Bloomberg reports this week the New York Times is suing OpenAI and Microsoft for use of its copyrighted content in training AI models. I don’t know enough about the particulars of the case to comment on its merits, but it raises an interesting question for AI investors.
The profits of any enterprise are the revenues it receives from sales of its products and services, less its cost of producing and bringing them to market. When you buy oil from Exxon, for instance, what you pay aren’t Exxon’s earnings; most of what Exxon receives represents its cost of producing the oil and getting it to you. It’s earnings are only the difference between the two, its compensation for its addition of value.
I’m not an AI doubter. I’ve said before I think it’s real and spectacular. It’s not new, but it will change the world. My skepticism rather has been that investors, in their emotionally addled excitement, aren’t crunching the numbers and are waaay overpaying for things based on their association with AI, much as they did over twenty years ago merely because of their association with the Internet, when a company could multiply its stock price just by putting dotcom in its name.
The question here though actually cuts to the heart of the profitability story itself. Suppose Exxon simply failed to pay the costs associated with getting the oil it sells. It could report profits many times higher as a result. But it wouldn’t be sustainable. In fact it would be fraudulent.

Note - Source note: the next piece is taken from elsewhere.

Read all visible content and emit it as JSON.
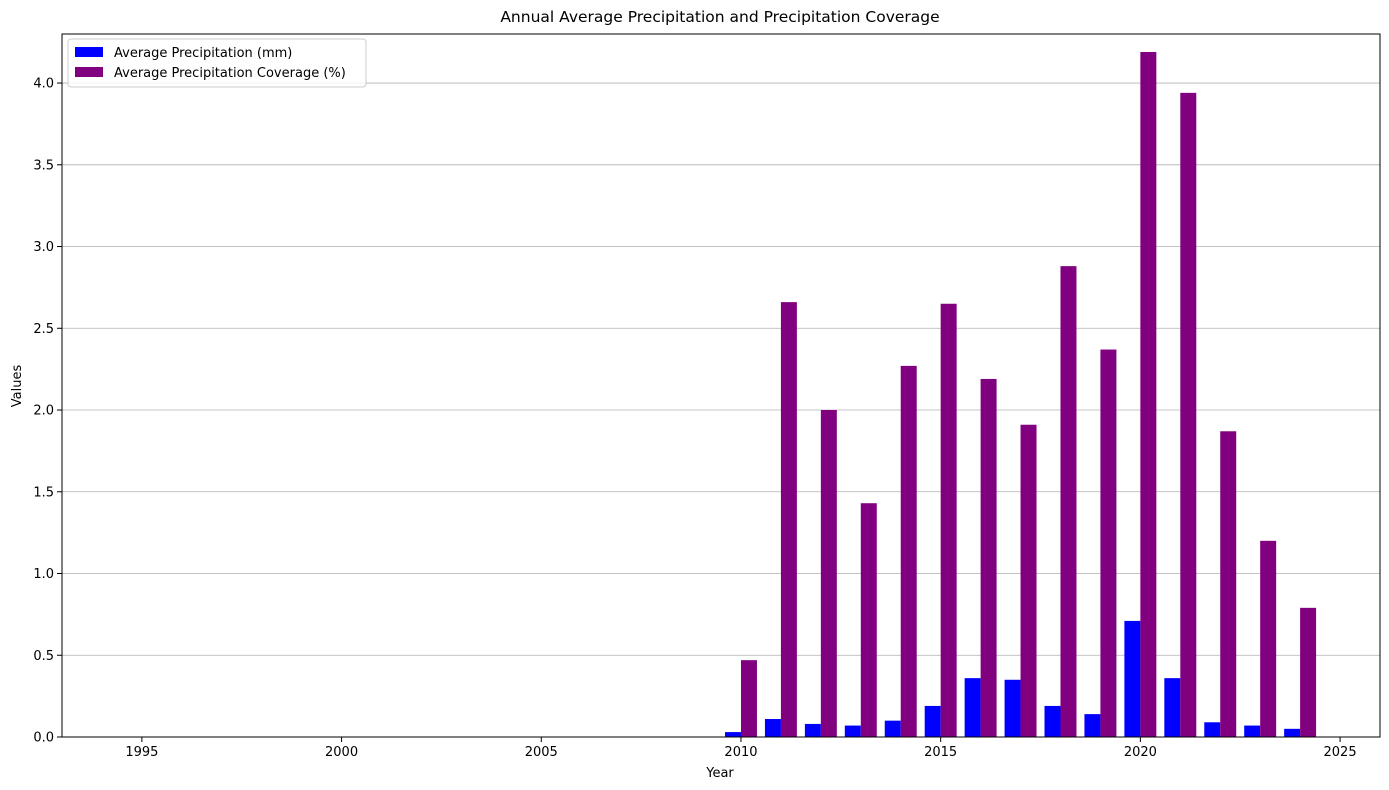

AI firms are in the business of selling information and entertainment. They too earn profits by producing a product from raw materials and adding value. But what if they were doing this without paying for the raw materials? They would appear to be far more profitable than they really are; they would be taking credit not only for the value added but the value of the materials they used to produce it. Such apparent profits would not be sustainable; eventually the producers of the products AI businesses use to produce theirs would want to be paid. As productive as the AI firms may be, the appearance would be much greater than the reality. Much of the value in their products was actually produced by those that did the considerable legwork in gathering the masses of original data used to train AI models.
Again, I don’t pretend to know the facts of this or any other particular case, but it certainly raises questions any prudent investor should carefully consider before committing funds.